Apr 25, 2007 11:20 am US/Eastern
Rosie O'Donnell Says Goodbye To 'View'
Host Said Wednesday About Negotiations "Just Didn't Work"
NEW YORK (CBS) ―
ABC has announced that Rosie O'Donnell is leaving "The View" after only one controversial season.
The network wasn't able to come to terms on another contract with O'Donnell. However, the host announced Wednesday that she will be back to guest host next year. "I'm not going away I just won't be here everyday," O'Donnell said on "The View" Wednesday.
O'Donnell said in a statement that "my needs for the future just didn't dovetail with what ABC was able to offer me."
"This has been an amazing experience," she said, "and one I wouldn't have traded for the world."
Her last day will be sometime in the middle of June.

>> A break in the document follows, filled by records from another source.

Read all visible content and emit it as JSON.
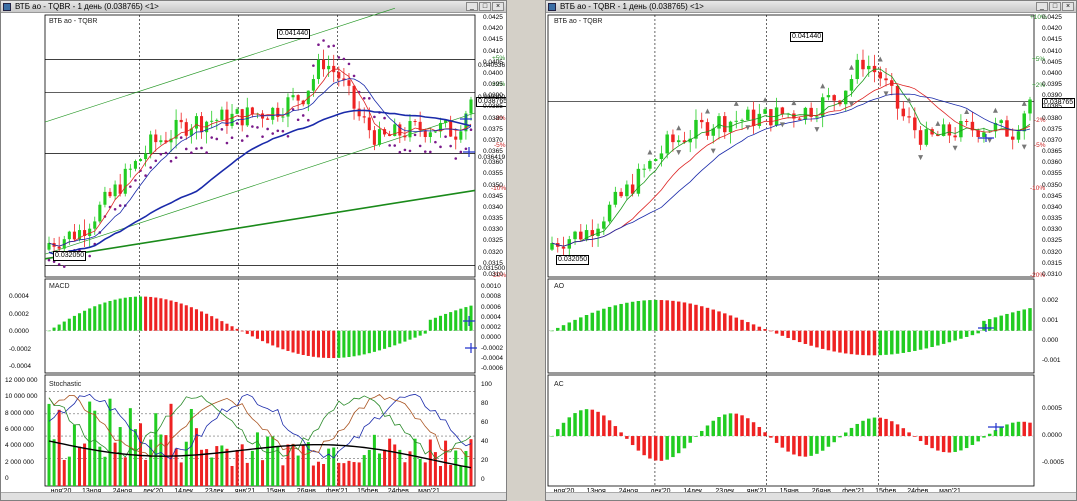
{
  "left": {
    "title": "ВТБ ао - TQBR - 1 день (0.038765) <1>",
    "instrument_label": "ВТБ ао - TQBR",
    "high_tag": "0.041440",
    "low_tag": "0.032050",
    "last_tag": "0.038765",
    "level_tags": [
      "0.040536",
      "0.039100",
      "0.036419",
      "0.031500"
    ],
    "pct_labels": [
      {
        "text": "+5%",
        "color": "#2a8a2a"
      },
      {
        "text": "+2%",
        "color": "#2a8a2a"
      },
      {
        "text": "-2%",
        "color": "#cc2222"
      },
      {
        "text": "-5%",
        "color": "#cc2222"
      },
      {
        "text": "-10%",
        "color": "#cc2222"
      },
      {
        "text": "-20%",
        "color": "#cc2222"
      }
    ],
    "price_axis": [
      "0.0425",
      "0.0420",
      "0.0415",
      "0.0410",
      "0.0405",
      "0.0400",
      "0.0395",
      "0.0390",
      "0.0385",
      "0.0380",
      "0.0375",
      "0.0370",
      "0.0365",
      "0.0360",
      "0.0355",
      "0.0350",
      "0.0345",
      "0.0340",
      "0.0335",
      "0.0330",
      "0.0325",
      "0.0320",
      "0.0315",
      "0.0310"
    ],
    "macd_label": "MACD",
    "macd_left_axis": [
      "0.0004",
      "0.0002",
      "0.0000",
      "-0.0002",
      "-0.0004"
    ],
    "macd_right_axis": [
      "0.0010",
      "0.0008",
      "0.0006",
      "0.0004",
      "0.0002",
      "0.0000",
      "-0.0002",
      "-0.0004",
      "-0.0006"
    ],
    "stoch_label": "Stochastic",
    "vol_axis": [
      "12 000 000",
      "10 000 000",
      "8 000 000",
      "6 000 000",
      "4 000 000",
      "2 000 000",
      "0"
    ],
    "stoch_axis": [
      "100",
      "80",
      "60",
      "40",
      "20",
      "0"
    ],
    "x_labels": [
      "ноя'20",
      "13ноя",
      "24ноя",
      "дек'20",
      "14дек",
      "23дек",
      "янв'21",
      "15янв",
      "26янв",
      "фев'21",
      "15фев",
      "24фев",
      "мар'21"
    ]
  },
  "right": {
    "title": "ВТБ ао - TQBR - 1 день (0.038765) <1>",
    "instrument_label": "ВТБ ао - TQBR",
    "high_tag": "0.041440",
    "low_tag": "0.032050",
    "last_tag": "0.038765",
    "pct_labels": [
      {
        "text": "+10%",
        "color": "#2a8a2a"
      },
      {
        "text": "+5%",
        "color": "#2a8a2a"
      },
      {
        "text": "+2%",
        "color": "#2a8a2a"
      },
      {
        "text": "-2%",
        "color": "#cc2222"
      },
      {
        "text": "-5%",
        "color": "#cc2222"
      },
      {
        "text": "-10%",
        "color": "#cc2222"
      },
      {
        "text": "-20%",
        "color": "#cc2222"
      }
    ],
    "price_axis": [
      "0.0425",
      "0.0420",
      "0.0415",
      "0.0410",
      "0.0405",
      "0.0400",
      "0.0395",
      "0.0390",
      "0.0385",
      "0.0380",
      "0.0375",
      "0.0370",
      "0.0365",
      "0.0360",
      "0.0355",
      "0.0350",
      "0.0345",
      "0.0340",
      "0.0335",
      "0.0330",
      "0.0325",
      "0.0320",
      "0.0315",
      "0.0310"
    ],
    "ao_label": "AO",
    "ao_axis": [
      "0.002",
      "0.001",
      "0.000",
      "-0.001"
    ],
    "ac_label": "AC",
    "ac_axis": [
      "0.0005",
      "0.0000",
      "-0.0005"
    ],
    "x_labels": [
      "ноя'20",
      "13ноя",
      "24ноя",
      "дек'20",
      "14дек",
      "23дек",
      "янв'21",
      "15янв",
      "26янв",
      "фев'21",
      "15фев",
      "24фев",
      "мар'21"
    ]
  },
  "colors": {
    "up": "#22cc22",
    "down": "#ee2222",
    "ma_blue": "#1a2aaa",
    "ma_green": "#1a9a1a",
    "ma_red": "#dd2222",
    "psar": "#7a1a8a",
    "annot": "#2233cc"
  },
  "chart_data": [
    {
      "type": "line",
      "title": "ВТБ ао - TQBR - 1 день (0.038765)",
      "x": [
        "ноя'20",
        "13ноя",
        "24ноя",
        "дек'20",
        "14дек",
        "23дек",
        "янв'21",
        "15янв",
        "26янв",
        "фев'21",
        "15фев",
        "24фев",
        "мар'21"
      ],
      "series": [
        {
          "values": [
            0.0325,
            0.0345,
            0.037,
            0.038,
            0.0383,
            0.038,
            0.0395,
            0.0398,
            0.0372,
            0.0376,
            0.0374,
            0.0376,
            0.0388
          ]
        }
      ],
      "ylim": [
        0.031,
        0.0425
      ]
    }
  ]
}
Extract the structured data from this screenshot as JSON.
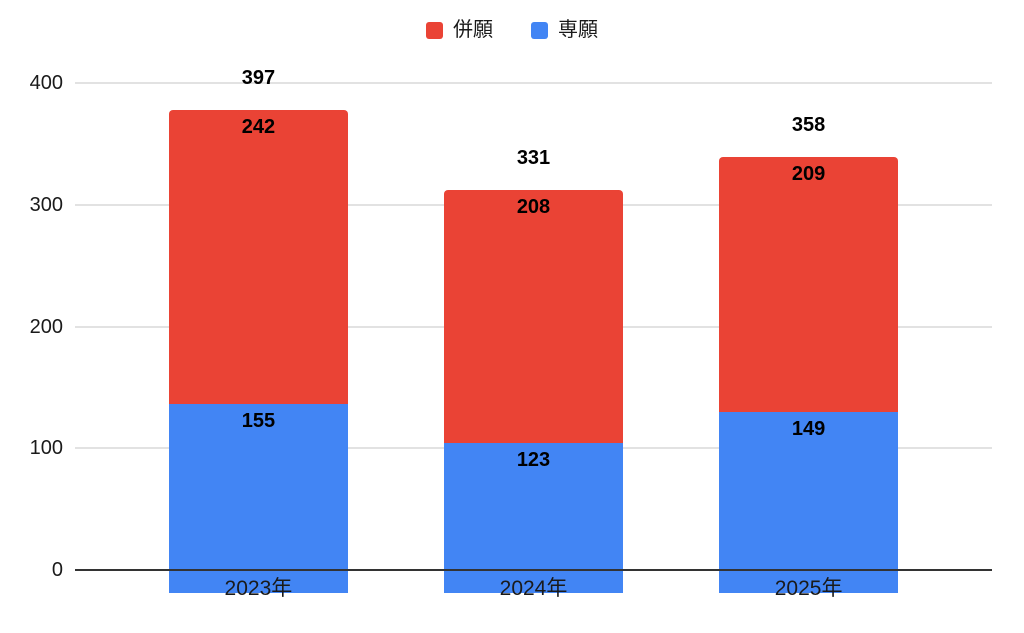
{
  "chart_data": {
    "type": "bar",
    "stacked": true,
    "title": "",
    "xlabel": "",
    "ylabel": "",
    "categories": [
      "2023年",
      "2024年",
      "2025年"
    ],
    "series": [
      {
        "name": "併願",
        "color": "#EA4335",
        "values": [
          242,
          208,
          209
        ]
      },
      {
        "name": "専願",
        "color": "#4285F4",
        "values": [
          155,
          123,
          149
        ]
      }
    ],
    "totals": [
      397,
      331,
      358
    ],
    "ylim": [
      0,
      400
    ],
    "yticks": [
      0,
      100,
      200,
      300,
      400
    ],
    "grid": true,
    "legend_position": "top"
  },
  "colors": {
    "background": "#ffffff",
    "gridline": "#e2e2e2",
    "baseline": "#333333",
    "axis_text": "#1a1a1a",
    "data_label": "#000000"
  }
}
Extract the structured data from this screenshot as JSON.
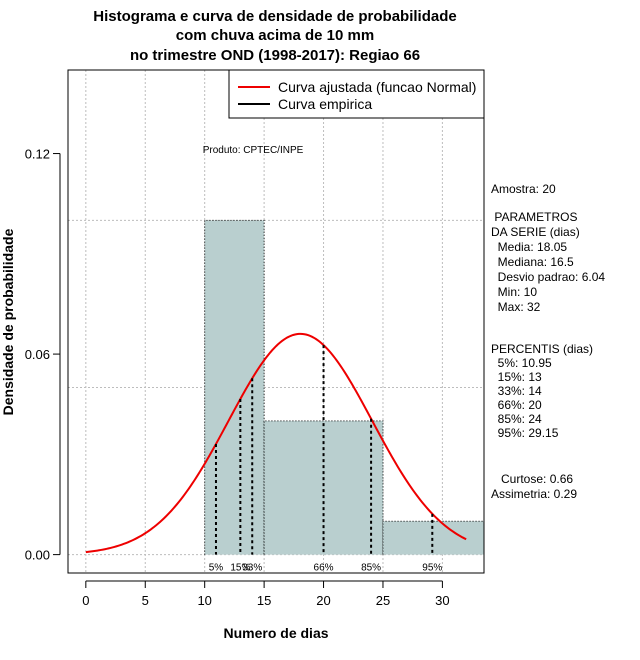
{
  "chart_data": {
    "type": "histogram",
    "title_lines": [
      "Histograma e curva de densidade de probabilidade",
      "com chuva acima de 10 mm",
      "no trimestre OND (1998-2017): Regiao 66"
    ],
    "xlabel": "Numero de dias",
    "ylabel": "Densidade de probabilidade",
    "xlim": [
      -1.5,
      33.5
    ],
    "ylim": [
      -0.0055,
      0.145
    ],
    "x_ticks": [
      0,
      5,
      10,
      15,
      20,
      25,
      30
    ],
    "y_ticks": [
      0.0,
      0.06,
      0.12
    ],
    "y_tick_labels": [
      "0.00",
      "0.06",
      "0.12"
    ],
    "grid_y": [
      0,
      0.05,
      0.1
    ],
    "bins": [
      {
        "start": 10,
        "end": 15,
        "density": 0.1
      },
      {
        "start": 15,
        "end": 25,
        "density": 0.04
      },
      {
        "start": 25,
        "end": 33.5,
        "density": 0.01
      }
    ],
    "normal_fit": {
      "mean": 18.05,
      "sd": 6.04,
      "x_from": 0,
      "x_to": 32,
      "color": "#ee0000"
    },
    "percentile_lines": [
      {
        "label": "5%",
        "value": 10.95
      },
      {
        "label": "15%",
        "value": 13
      },
      {
        "label": "33%",
        "value": 14
      },
      {
        "label": "66%",
        "value": 20
      },
      {
        "label": "85%",
        "value": 24
      },
      {
        "label": "95%",
        "value": 29.15
      }
    ],
    "legend": [
      {
        "label": "Curva ajustada (funcao Normal)",
        "color": "#ee0000"
      },
      {
        "label": "Curva empirica",
        "color": "#000000"
      }
    ],
    "annotation": "Produto: CPTEC/INPE",
    "bar_color": "#b9cfcf"
  },
  "side_panel": {
    "sample": "Amostra: 20",
    "params_title_1": " PARAMETROS",
    "params_title_2": "DA SERIE (dias)",
    "params": [
      "  Media: 18.05",
      "  Mediana: 16.5",
      "  Desvio padrao: 6.04",
      "  Min: 10",
      "  Max: 32"
    ],
    "percentis_title": "PERCENTIS (dias)",
    "percentis": [
      "  5%: 10.95",
      "  15%: 13",
      "  33%: 14",
      "  66%: 20",
      "  85%: 24",
      "  95%: 29.15"
    ],
    "curtose": "   Curtose: 0.66",
    "assimetria": "Assimetria: 0.29"
  }
}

O'Donnell has helped raise the ratings for the daytime chat show invented by Barbara Walters. But her outspokenness has caused almost constant controversy, including a nasty name-calling feud with Donald Trump that dominated headlines for weeks.
Other feuds include Paula Abdul, and Kelly Ripa.
Barbara Walters says she's "grateful" that O'Donnell spent a year with the show. She says she's "sad" O'Donnell is going.
"I induced Rosie to come back to television on 'The View' even for just one year," Walters said. "She has given the program new vigor, new excitement and wonderful hours of television. I can only be grateful to her for this year."
Walters was frequently left to clean up the damage after O'Donnell. She did it most recently Monday, when O'Donnell was criticized for using bad language and attacking Rupert Murdoch from the dais of the annual New York Women in Communication awards luncheon.
"I would like to point out that Rosie's view is not always mine," Walters said. "I would like to say for the record that I am very fond of Rupert Murdoch."
The president of ABC's daytime programming says they knew when they first hired O'Donnell that anything longer than a one-year stay would be "gravy." He hopes O'Donnell will do a series of one-hour specials for the network and maybe even guest-host once in a while.
In the Trump imbroglio, O'Donnell was reportedly mad that Walters did not come more swiftly to her defense, while Trump said Walters told him she didn't want O'Donnell on the show a claim Walters denied.
"He annoys me on a multitude of levels. He's the moral authority? Left the first wife, had an affair; left the second wife, had an affair; had kids both times, but he's the moral compass for 20-year-olds in America?" O'Donnell said at the time.
Statements by public figures are being watched more closely in the post-Don Imus era. The lobbying group Focus on the Family said it was preparing to contact advertisers on "The View" as part of a campaign against O'Donnell. The group is angry at O'Donnell for comments they feel were insulting to Catholics.
Despite controversy or maybe because of it O'Donnell was good business for ABC, owned by the Walt Disney Co. Ratings for "The View" during February sweeps were up 15 percent in key women demographics over the same time in 2006.
O'Donnell made the annoucement on "The View" Wednesday afternoon.